By Scott Etkin
This is West Side Rag’s second article for Earth Month. For Part I about tips for recycling, please click – HERE.
No matter how careful we are, we all produce food waste – like banana peels, coffee grounds, and eggshells. Many New Yorkers dump those food scraps in with the rest of their trash, which causes problems down the line: food scraps attract rats when garbage bags are set out on the curb for collection. And they produce greenhouse gases when they decompose in landfills.
But 2024 is a big year for change in how New York City handles its millions of pounds of annual food waste. Beginning in October, the city Department of Sanitation (DSNY) will collect food waste (commonly called “organics” or “compost”) in bins from all city residences – a move aimed at lowering pollution and improving the rat problem. Read on for more about this initiative and the other ways Upper West Siders can start composting today.
But first, some context about food waste on the Upper West Side.
How Much Are We Wasting?
In 2023, DSNY collected 1,084 tons of organics (meaning food scraps) from Upper West Side residences, schools, and Smart Bins (public repositories where people can dump their scraps), according to NYC’s Open Data Portal. That’s nearly 11 pounds of food waste per Upper West Sider, per year (a ton equals 2,000 pounds and approximately 200,000 people live in the neighborhood).
But that’s just what was collected by DSNY’s composting programs, which have relatively low participation. About 30% of what New Yorkers put in the regular trash is food scraps and food-soiled paper that could be composted, according to DSNY’s most recent Waste Characterization Study.

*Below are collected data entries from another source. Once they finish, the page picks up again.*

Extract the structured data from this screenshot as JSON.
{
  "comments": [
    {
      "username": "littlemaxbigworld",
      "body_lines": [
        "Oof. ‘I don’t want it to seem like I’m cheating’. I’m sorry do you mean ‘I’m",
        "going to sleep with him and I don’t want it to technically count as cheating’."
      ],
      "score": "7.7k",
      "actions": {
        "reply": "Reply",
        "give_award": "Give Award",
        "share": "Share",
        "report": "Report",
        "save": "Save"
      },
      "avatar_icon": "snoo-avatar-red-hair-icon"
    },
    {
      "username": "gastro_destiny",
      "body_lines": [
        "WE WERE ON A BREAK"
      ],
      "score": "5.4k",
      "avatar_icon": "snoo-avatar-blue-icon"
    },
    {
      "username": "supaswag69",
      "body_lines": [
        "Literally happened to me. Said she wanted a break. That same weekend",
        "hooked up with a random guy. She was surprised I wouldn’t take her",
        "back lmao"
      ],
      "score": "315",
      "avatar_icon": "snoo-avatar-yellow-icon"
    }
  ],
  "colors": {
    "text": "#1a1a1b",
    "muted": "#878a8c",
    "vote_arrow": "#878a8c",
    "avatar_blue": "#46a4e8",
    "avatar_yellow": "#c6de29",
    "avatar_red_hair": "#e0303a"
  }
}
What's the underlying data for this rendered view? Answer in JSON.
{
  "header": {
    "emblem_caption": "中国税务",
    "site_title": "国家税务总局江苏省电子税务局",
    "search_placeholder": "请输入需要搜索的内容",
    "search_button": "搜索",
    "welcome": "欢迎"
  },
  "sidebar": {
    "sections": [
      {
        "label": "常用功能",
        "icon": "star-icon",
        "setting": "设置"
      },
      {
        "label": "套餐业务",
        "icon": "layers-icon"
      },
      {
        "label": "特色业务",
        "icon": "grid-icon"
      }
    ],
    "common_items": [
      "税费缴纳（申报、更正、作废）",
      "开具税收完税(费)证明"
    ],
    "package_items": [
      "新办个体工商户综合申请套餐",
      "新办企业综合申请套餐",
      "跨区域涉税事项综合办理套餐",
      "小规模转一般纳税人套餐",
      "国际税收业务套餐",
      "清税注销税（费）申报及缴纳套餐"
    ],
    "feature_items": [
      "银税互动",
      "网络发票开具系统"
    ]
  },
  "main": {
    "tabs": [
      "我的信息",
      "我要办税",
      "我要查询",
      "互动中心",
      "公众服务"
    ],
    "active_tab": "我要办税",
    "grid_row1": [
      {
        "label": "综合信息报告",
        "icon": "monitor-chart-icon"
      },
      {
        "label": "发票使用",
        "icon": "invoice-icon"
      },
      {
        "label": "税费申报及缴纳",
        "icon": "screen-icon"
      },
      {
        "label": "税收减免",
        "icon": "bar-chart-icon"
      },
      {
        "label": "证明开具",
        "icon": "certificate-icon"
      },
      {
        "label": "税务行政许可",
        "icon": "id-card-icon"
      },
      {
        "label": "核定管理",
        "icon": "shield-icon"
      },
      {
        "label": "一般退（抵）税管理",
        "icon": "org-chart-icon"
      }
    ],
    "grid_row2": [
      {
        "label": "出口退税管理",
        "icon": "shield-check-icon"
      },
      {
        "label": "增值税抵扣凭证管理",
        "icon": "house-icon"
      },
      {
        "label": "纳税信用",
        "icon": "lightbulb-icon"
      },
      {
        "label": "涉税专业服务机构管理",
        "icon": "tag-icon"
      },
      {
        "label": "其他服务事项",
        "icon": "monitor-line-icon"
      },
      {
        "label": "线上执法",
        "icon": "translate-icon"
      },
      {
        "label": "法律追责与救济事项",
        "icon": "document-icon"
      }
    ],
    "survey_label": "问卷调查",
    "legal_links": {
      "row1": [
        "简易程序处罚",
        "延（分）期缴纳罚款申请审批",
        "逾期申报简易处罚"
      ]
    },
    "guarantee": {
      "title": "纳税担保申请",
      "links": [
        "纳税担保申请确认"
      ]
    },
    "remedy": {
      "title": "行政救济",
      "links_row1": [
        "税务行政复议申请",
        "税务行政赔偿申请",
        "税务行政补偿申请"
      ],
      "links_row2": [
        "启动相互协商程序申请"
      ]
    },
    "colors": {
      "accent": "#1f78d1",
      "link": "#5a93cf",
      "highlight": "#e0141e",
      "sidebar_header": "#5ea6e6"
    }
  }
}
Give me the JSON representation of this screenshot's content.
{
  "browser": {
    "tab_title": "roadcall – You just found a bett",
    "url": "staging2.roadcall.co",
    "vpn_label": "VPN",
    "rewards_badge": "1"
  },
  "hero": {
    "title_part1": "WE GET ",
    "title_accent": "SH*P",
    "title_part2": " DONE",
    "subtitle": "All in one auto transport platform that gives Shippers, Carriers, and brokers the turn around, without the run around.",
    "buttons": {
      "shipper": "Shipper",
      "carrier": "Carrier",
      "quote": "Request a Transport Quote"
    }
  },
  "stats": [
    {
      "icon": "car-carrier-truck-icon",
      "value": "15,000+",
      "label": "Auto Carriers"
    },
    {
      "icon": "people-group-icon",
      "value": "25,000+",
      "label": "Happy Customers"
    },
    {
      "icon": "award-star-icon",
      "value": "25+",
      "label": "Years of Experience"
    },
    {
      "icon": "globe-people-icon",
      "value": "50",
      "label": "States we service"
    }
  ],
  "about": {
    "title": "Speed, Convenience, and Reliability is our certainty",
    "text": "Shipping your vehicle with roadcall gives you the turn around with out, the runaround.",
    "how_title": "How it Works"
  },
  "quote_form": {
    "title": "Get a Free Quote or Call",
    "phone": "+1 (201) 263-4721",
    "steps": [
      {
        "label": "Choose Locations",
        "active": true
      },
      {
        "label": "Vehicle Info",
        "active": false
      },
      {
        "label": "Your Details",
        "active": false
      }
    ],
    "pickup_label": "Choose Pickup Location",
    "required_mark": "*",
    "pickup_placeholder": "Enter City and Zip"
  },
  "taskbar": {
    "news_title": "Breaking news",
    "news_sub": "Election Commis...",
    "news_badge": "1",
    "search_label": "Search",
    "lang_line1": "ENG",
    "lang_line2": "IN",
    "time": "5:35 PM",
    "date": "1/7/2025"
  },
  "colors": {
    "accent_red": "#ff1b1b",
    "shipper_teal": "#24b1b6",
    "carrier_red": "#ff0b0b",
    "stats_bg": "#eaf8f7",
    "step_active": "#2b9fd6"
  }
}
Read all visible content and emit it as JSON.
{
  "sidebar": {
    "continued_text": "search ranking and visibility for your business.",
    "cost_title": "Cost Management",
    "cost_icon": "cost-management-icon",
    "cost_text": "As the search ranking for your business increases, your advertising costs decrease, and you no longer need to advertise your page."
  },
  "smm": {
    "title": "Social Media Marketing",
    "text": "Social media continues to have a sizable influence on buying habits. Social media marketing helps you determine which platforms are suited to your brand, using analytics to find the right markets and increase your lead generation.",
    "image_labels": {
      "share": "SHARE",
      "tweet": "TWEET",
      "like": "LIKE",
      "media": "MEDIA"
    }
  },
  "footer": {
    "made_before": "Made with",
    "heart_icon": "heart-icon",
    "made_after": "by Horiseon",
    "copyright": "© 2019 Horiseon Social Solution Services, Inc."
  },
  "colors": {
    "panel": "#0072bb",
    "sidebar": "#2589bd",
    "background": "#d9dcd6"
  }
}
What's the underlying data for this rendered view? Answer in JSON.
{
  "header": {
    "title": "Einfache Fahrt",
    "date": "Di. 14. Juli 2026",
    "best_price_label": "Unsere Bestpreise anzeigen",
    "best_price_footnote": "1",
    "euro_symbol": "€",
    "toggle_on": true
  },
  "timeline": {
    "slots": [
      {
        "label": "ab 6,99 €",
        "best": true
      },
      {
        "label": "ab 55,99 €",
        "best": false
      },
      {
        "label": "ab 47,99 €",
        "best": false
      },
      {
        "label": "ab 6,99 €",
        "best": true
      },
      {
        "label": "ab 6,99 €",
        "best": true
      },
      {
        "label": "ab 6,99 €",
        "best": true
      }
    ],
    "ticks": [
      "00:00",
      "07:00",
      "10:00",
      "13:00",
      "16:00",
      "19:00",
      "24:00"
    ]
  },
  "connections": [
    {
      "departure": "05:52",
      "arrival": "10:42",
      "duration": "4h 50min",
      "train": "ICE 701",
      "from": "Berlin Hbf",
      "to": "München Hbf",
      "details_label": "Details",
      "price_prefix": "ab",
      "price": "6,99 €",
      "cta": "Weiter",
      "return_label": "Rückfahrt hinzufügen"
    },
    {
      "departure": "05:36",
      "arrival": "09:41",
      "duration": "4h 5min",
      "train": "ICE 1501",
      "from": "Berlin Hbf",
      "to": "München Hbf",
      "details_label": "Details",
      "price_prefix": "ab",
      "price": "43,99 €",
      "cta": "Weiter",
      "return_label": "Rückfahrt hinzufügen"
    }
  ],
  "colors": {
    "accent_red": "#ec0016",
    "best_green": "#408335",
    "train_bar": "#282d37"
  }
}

The 1,084 tons cited above doesn’t include food waste from restaurants, which is handled by private companies, or the food scraps collected by GrowNYC, a non-profit, which collected 1,300 tons across the city in 2022. GrowNYC has several collection points on the Upper West Side, but a breakdown of tons collected by neighborhood isn’t available.
The Problems with Food Waste
In a city where 1.2 million people are food insecure, according to a 2022 report, wasting food is just plain wrong. But how food is disposed of can cause additional problems.
First, from an environmental perspective, reducing the amount of food waste you produce is one of the most effective ways to reduce your carbon footprint. This is largely because when food waste goes into a landfill, it releases methane and carbon dioxide, greenhouse gases that fuel global warming. Recent research from the Environmental Protection Agency showed that food waste produces the majority of methane from landfills.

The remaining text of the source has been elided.